Why are Whatsapp or other communication apps not appropriate for communication? Do they offer end-to-end encryption?
Let’s explain the types of attacks:
Phishing is the primary way that allows unauthorized personnel to enter inner systems. The challenge is that phishing is hard to recognize, especially if you don’t pay attention to it. What would your advice be to organizations in terms of how they should train staff to be phishing resistant?
How big of an issue is whaling in healthcare? Phishing aimed at C-level executives.
How bad is cybersecurity literacy and preparedness in healthcare? How does that compare to other industries?

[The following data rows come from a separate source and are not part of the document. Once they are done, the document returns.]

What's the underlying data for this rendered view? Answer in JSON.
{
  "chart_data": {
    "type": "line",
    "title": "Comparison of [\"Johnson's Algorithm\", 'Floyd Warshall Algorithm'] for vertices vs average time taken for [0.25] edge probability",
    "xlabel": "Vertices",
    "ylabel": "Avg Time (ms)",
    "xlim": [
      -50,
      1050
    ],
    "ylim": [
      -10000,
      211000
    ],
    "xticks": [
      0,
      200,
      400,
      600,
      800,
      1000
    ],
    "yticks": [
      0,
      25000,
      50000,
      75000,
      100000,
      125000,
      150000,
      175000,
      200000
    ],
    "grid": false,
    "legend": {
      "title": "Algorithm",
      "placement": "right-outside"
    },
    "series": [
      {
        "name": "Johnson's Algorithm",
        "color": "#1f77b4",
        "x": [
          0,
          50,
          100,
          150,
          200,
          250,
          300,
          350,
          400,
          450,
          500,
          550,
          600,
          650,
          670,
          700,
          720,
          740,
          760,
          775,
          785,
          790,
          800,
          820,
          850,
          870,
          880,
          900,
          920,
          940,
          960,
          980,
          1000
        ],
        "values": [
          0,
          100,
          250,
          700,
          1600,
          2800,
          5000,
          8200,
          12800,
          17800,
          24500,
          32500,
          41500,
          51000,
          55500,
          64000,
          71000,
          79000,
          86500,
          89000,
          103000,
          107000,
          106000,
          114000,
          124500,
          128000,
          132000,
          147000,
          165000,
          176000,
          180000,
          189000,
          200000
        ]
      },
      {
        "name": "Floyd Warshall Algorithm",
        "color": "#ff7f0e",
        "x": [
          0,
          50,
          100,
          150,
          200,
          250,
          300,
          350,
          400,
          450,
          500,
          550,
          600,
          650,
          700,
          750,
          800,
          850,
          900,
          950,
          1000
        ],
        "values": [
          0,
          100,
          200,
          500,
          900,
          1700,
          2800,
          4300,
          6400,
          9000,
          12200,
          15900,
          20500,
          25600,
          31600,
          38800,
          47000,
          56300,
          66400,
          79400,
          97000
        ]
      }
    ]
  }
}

What practical advice can we give to the listeners? One I thought was interesting is that - some institutions have prudent password management policies. One example of such a policy is to instruct employees to always enter a false password when accessing a link provided by email. A legitimate website won’t accept a false password, but a phishing site will. Any other useful examples?
One approach to security is the “Zero Trust network access - this is a security concept that requires all users, even those inside the organization's enterprise network, to be authenticated, authorized, and continuously validating security configuration and posture, before being granted or keeping access to applications and data.” According to Gartner, 60% of enterprises will be phased out of VPNs in favor of Zero Trust network access by 2023. To which extent will this further deteriorate the user experience with IT?
When talking about cybersecurity in healthcare --- discussions most often resolve around hospitals and access to EHRs. What about cybersecurity at the level of healthcare IT and software providers? What would you emphasize in this field?
What should healthcare institutions be mindful of with Bring Your Own Devices? The 2021 report of the Office of Information Security states that pre-pandemic, 82% of organizations used some form of Bring Your Own Device (BYOD) for employees, partners, or other stakeholders. • 72% lacked BYOD malware protection entirely or relied upon endpoint software installations. • Pandemic forced more organizations to allow BYOD.
What does the need for increased cybersecurity efforts mean in the financial sense for healthcare institutions?
The fear of the upcoming years is that cyberattacks are getting increasingly sophisticated. Cybersecurity defense improvements run in parallel with the rising sophistication of attackers. What are you worried and what are you optimistic about?